Here we are in one of those quiet moments waiting for the machines to work their magic, and I'm casting over the opportunities I've enjoyed in life... We parked in a lane, and she took me out into a field off the highway; she lay back in the hollow of a dead tree and looked up at the moon. The fabric of her dress strained against her cleavage. She swept her blonde Icelandic hair off her forehead and half-smiled. We were young, quite young enough. But because she wouldn't look at me directly, I assumed she wanted to hear the full explanation of why Eric Clapton was more significant than Jimmy Page. Years later I suddenly sat up in bed going: "Ohhhh!" Then I slapped my head repeatedly, going: "Idiot! Idiot!"
The number of opportunities I've missed in life hardly bears thinking about. When I was writing speeches in another country, I got a top-secret brief to write speeches for the CEO of their telecom company. The objective was to explain to his workforce why half of them were to be made redundant. It never occurred to me to take advantage of this market-moving knowledge, even though insider trading was legal at the time. Obviously, the share price of the company was going to collapse (it's just as well I let that opportunity go).
In fact, after the profits soared, the telecom shares went from $2 to $10. I bought and sold chunks of shares four times during this trajectory - and lost money on each transaction. That wasn't easy. I doubt anyone else could have managed it. I've never made money in these speculations. One of my Oxford contemporaries won £50,000 playing backgammon in the mid-Seventies and then put it all into gold just before it started its 20-fold increase. No, that was never my style.
The cartoonist Burton Silver asked me round to write something for one of his brilliant projects. I got held up, writing something for the Prime Minister. He gave the job to someone else: Why Cats Paint. It sold millions round the world.

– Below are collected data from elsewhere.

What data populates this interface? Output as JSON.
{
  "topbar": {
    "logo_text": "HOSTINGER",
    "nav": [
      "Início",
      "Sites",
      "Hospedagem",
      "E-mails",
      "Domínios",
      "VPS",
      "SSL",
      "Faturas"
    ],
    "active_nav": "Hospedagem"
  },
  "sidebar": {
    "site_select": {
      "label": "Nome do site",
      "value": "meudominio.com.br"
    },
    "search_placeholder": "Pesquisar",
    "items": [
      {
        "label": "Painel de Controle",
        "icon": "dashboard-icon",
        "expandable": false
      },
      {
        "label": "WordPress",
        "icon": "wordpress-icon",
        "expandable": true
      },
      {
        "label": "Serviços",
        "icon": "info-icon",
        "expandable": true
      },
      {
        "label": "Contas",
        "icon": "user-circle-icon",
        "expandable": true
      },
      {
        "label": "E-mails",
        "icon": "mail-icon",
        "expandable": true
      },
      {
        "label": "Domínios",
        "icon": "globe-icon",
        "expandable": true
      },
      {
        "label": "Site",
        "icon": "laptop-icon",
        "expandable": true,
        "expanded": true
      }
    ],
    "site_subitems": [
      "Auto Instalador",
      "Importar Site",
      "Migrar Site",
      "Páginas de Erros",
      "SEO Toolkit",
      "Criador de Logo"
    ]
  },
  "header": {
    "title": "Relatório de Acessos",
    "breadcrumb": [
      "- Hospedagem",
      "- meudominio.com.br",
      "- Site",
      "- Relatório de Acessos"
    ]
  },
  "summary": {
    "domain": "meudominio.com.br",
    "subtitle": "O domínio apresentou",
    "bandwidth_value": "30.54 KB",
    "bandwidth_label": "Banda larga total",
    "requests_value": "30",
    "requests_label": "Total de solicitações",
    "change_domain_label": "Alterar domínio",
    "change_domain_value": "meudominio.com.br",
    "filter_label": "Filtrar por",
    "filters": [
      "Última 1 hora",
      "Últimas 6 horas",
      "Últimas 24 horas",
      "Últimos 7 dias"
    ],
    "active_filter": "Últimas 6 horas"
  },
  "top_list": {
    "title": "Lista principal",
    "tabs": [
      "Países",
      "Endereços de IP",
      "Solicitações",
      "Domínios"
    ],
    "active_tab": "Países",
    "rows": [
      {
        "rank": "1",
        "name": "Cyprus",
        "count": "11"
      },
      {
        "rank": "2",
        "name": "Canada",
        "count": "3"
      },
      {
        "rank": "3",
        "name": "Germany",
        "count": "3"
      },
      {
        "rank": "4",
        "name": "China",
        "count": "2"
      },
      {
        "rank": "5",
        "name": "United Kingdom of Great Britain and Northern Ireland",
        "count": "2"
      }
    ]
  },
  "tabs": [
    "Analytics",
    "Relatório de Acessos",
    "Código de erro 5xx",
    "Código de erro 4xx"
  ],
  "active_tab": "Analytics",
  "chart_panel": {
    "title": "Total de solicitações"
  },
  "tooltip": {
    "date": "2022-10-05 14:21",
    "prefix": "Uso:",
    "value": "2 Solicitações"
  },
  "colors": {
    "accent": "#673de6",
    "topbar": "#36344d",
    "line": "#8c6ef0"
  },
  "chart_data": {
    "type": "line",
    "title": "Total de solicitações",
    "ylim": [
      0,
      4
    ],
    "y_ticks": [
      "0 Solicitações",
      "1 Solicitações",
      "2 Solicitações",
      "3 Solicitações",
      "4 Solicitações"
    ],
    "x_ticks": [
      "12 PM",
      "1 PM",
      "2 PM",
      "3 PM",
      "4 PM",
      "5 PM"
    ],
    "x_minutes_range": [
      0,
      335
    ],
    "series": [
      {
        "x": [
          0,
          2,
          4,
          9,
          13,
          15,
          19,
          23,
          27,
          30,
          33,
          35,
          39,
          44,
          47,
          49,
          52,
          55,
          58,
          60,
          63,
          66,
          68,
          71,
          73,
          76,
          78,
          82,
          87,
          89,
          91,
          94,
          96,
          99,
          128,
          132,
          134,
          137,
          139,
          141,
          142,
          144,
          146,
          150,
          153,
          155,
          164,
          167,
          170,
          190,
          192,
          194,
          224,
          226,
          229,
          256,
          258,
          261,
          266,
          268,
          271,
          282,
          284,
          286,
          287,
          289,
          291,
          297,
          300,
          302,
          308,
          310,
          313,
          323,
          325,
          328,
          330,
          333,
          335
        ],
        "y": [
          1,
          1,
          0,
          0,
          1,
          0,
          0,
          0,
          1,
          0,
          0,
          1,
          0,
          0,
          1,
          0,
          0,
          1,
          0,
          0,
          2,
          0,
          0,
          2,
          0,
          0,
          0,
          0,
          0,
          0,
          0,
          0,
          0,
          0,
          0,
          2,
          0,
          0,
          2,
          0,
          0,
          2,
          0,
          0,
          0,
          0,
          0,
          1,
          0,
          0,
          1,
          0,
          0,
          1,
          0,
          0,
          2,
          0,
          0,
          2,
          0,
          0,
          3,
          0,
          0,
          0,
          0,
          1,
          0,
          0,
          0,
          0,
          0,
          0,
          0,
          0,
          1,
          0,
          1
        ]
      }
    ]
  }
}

An electrician came round to rewire my ex-wife's house. He was going off at lunchtime to bungee jump off the Auckland Harbour Bridge. I was snooty about it, saying our English Dangerous Sports Club had rather used the idea up. I could, alternatively, have insisted on accompanying him (it turned out to be AJ Hackett, just before he went commercial). Global jumping empire now.
That advertising agency I worked in for a laugh. Of course, you can't take advertising seriously, sitting around arguing about what colour dress Mrs Klene should be wearing in the 10-second cut-down. But they got bought by Saatchi's, and the management is now on salaries of $2m a year.
And yet of all these missed opportunities... only one makes me slap my forehead and go: "Idiot!"